The Bank of Credit and Commerce International (BCCI's) collapse in the 1990s, the Worldcom and Enron scandals of recent times, coupled with the role of a giant accounting firm like Arthur Anderson, all enforce the need for vigilance over the activities of institutions and individuals, whose activities involve the management of public assets, especially cash!
In all, the above-cited cases, many decent people knew about the fraudulent deals involved, but did nothing because they never felt safe. Even in the famous Watergate scandal, James McCord, the man who exposed it by writing to a judge, said he would not have felt safe going to the Justice Department.
Such, we believe, is the state of many Ghanaians who know about how our dear country is being bled, through the actions and inactions of powerfully- placed public officials.
They do not feel safe to report to any appropriate institution, as the president in recent times has been urging the media to do, when allegations that border on corruption and abuse of office are made. Investor confidence is also affected.
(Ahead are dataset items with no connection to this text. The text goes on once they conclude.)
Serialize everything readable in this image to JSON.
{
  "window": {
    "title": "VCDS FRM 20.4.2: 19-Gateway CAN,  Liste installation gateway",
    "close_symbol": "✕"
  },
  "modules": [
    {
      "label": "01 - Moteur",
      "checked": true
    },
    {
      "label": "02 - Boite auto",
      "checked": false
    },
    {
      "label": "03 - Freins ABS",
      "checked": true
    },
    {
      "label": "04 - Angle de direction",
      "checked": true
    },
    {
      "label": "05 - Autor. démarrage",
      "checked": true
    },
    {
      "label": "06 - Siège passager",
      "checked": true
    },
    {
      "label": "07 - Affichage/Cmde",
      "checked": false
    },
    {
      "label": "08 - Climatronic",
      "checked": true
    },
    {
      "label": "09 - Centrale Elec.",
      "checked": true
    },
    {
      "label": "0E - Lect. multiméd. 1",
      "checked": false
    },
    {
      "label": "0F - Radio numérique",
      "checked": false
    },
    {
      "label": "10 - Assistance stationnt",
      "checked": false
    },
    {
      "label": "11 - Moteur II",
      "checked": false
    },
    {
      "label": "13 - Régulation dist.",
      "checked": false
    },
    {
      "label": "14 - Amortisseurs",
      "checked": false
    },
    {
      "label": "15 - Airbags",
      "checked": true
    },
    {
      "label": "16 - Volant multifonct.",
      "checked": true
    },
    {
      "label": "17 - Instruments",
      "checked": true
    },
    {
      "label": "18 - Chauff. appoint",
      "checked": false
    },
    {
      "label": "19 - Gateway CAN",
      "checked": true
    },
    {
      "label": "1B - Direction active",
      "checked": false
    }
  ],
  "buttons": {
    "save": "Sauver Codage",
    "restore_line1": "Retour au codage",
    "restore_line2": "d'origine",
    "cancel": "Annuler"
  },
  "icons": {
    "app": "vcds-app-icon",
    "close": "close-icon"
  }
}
The Chronicle believes the action taken by the President against the Energy Commission Chairman and the Executive Secretary would go a long way in sending the right signals to people who have knowledge of the various avenues through which leakages occur, to voice out and save this HIPC nation.
We caution however, that Ghanaians would not accept a situation where the findings of the Committee to be set up to investigate the activities at the Energy Commission, would be deodorized like happened in the Volta River Authority (VRA) case, that ended up turning the whole exercise into a circus!